すなわち、NF とは、信号源抵抗の出すノイズに比べ、Amp のノイズとその信号源抵抗ノイズの和がいくら大きいか、という定義に置き換わります。 ということは、信号源の抵抗が定まらなければ NF は決まらないということになります。
高周波回路では一般的に信号源は 50Ω(又は75Ω)で話が進みますから、NF を使っていてもそれほど問題はおきません。 しかし低周波で信号源抵抗が固定であることは滅多にありません。
このように、NF という指数を信号源抵抗の定まらない Audio の世界で使うのは良くありません。 
理由1: 上記の計算の例で自明です。  信号源の SN で素子の NF が変化する。 これでは素子の指数とはいえません。
理由2: Rg によって NF が変化します。 外部の値が素子の良否判定を左右するのはおかしい話です。


トランジスタ起源と信号源起源との分離:

分離したグラフ:

(3) 式を見ると、NF と Rg(信号源抵抗)がわかれば、素子の入力換算ノイズ電圧 Vn(amp) が逆算できることを示しています。

そこで、最初の 2SC2240 の NF グラフから値を読みとって、トランジスタが出している部分だけを分離して算出します。 NF の線が無いところは適当に外装していますから不正確なところもありますが、まあ我慢してください。 傾向は正しいでしょう。

右のグラフです。

Ic 100uA、f 10Hz で、およそ
  In = 1 pA/√Hz
  Vn = 2 nV/√Hz
であることが推測されます。 けっこう良い値です。 (紹介していませんが、f=1kHz ではもっと良くなります)

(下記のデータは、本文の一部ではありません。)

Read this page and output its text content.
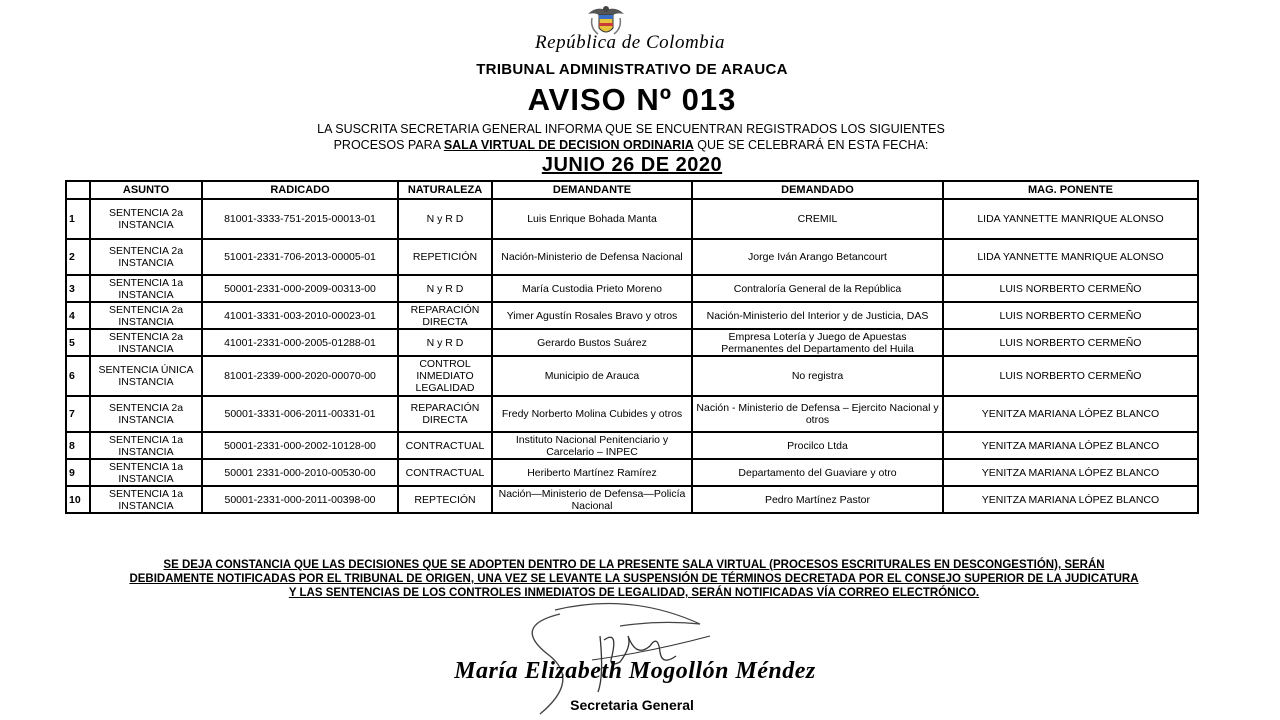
República de Colombia
TRIBUNAL ADMINISTRATIVO DE ARAUCA
AVISO Nº 013
LA SUSCRITA SECRETARIA GENERAL INFORMA QUE SE ENCUENTRAN REGISTRADOS LOS SIGUIENTES
PROCESOS PARA SALA VIRTUAL DE DECISION ORDINARIA QUE SE CELEBRARÁ EN ESTA FECHA:
JUNIO 26 DE 2020
	ASUNTO	RADICADO	NATURALEZA	DEMANDANTE	DEMANDADO	MAG. PONENTE
1	SENTENCIA 2a INSTANCIA	81001-3333-751-2015-00013-01	N y R D	Luis Enrique Bohada Manta	CREMIL	LIDA YANNETTE MANRIQUE ALONSO
2	SENTENCIA 2a INSTANCIA	51001-2331-706-2013-00005-01	REPETICIÓN	Nación-Ministerio de Defensa Nacional	Jorge Iván Arango Betancourt	LIDA YANNETTE MANRIQUE ALONSO
3	SENTENCIA 1a INSTANCIA	50001-2331-000-2009-00313-00	N y R D	María Custodia Prieto Moreno	Contraloría General de la República	LUIS NORBERTO CERMEÑO
4	SENTENCIA 2a INSTANCIA	41001-3331-003-2010-00023-01	REPARACIÓN DIRECTA	Yimer Agustín Rosales Bravo y otros	Nación-Ministerio del Interior y de Justicia, DAS	LUIS NORBERTO CERMEÑO
5	SENTENCIA 2a INSTANCIA	41001-2331-000-2005-01288-01	N y R D	Gerardo Bustos Suárez	Empresa Lotería y Juego de Apuestas Permanentes del Departamento del Huila	LUIS NORBERTO CERMEÑO
6	SENTENCIA ÚNICA INSTANCIA	81001-2339-000-2020-00070-00	CONTROL INMEDIATO LEGALIDAD	Municipio de Arauca	No registra	LUIS NORBERTO CERMEÑO
7	SENTENCIA 2a INSTANCIA	50001-3331-006-2011-00331-01	REPARACIÓN DIRECTA	Fredy Norberto Molina Cubides y otros	Nación - Ministerio de Defensa – Ejercito Nacional y otros	YENITZA MARIANA LÓPEZ BLANCO
8	SENTENCIA 1a INSTANCIA	50001-2331-000-2002-10128-00	CONTRACTUAL	Instituto Nacional Penitenciario y Carcelario – INPEC	Procilco Ltda	YENITZA MARIANA LÓPEZ BLANCO
9	SENTENCIA 1a INSTANCIA	50001 2331-000-2010-00530-00	CONTRACTUAL	Heriberto Martínez Ramírez	Departamento del Guaviare y otro	YENITZA MARIANA LÓPEZ BLANCO
10	SENTENCIA 1a INSTANCIA	50001-2331-000-2011-00398-00	REPTECIÓN	Nación—Ministerio de Defensa—Policía Nacional	Pedro Martínez Pastor	YENITZA MARIANA LÓPEZ BLANCO
SE DEJA CONSTANCIA QUE LAS DECISIONES QUE SE ADOPTEN DENTRO DE LA PRESENTE SALA VIRTUAL (PROCESOS ESCRITURALES EN DESCONGESTIÓN), SERÁN
DEBIDAMENTE NOTIFICADAS POR EL TRIBUNAL DE ORIGEN, UNA VEZ SE LEVANTE LA SUSPENSIÓN DE TÉRMINOS DECRETADA POR EL CONSEJO SUPERIOR DE LA JUDICATURA
Y LAS SENTENCIAS DE LOS CONTROLES INMEDIATOS DE LEGALIDAD, SERÁN NOTIFICADAS VÍA CORREO ELECTRÓNICO.
María Elizabeth Mogollón Méndez
Secretaria General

もとの 2SC2240 のグラフでは入力インピーダンスの持つ X 分 (Xg) を考慮していません。 しかし発想を変えて、この Rg の値を信号源インピーダンスの値 (Zg) として解釈しても結構です。 素子の In によって出ている電圧ですので、基本的には Rg というより Zg との積です。


合算したグラフ:

上の、トランジスタが出すノイズに、信号源が持っているレジスタンス分が出すノイズを (1) を使って合算すると右のグラフになります。

これが、実際の製品が見せるノイズの量を良く表しています
これから言えることは、
 Rg をできるだけ低く、
 Xg もできるだけ低く、
 Ic は Rg + j Xg に合わせて選択、

ということですね。 ついでにいうと、コレクタ漏れ電流を少なくする上から VCB はあまり欲張らない、ということも言えます。

一般的に言うと、信号源インピーダンスがとても低くできるアプリケーションでは、大きいコレクタ電流に設定します。


良い指標は何か:

NF を使うのは感心しませんが、それでは何を使うべきでしょうか。 
素子の場合は、入力ノイズ電流と入力ノイズ電圧を、ホワイトノイズ領域、1/f との境界位置、そこから 1/10 の周波数、の3点で示すのがいいと思います。 2つ目は無くてもいいでしょうが。
また、最終消費者向けの製品レベルでは、信号源インピーダンスと測定の帯域を規定した上で、入力換算ノイズ電圧が良いと考えます。  できればそれを dBV で表せば、 SN も直ちに暗算できますから都合がいいでしょう。
ただし、これは一般消費者にはわかりにくいところがあるでしょうから、そのときは信号レベルも添えて、SN 比を dB で表す方がよいかも知れません。





[申し訳ない]
いつも 2SC2240 ですみません。 低周波小信号低雑音 Tr なら何でもいいのですが、手元にこれが百本ほどあって何にでも使ってしまうのです。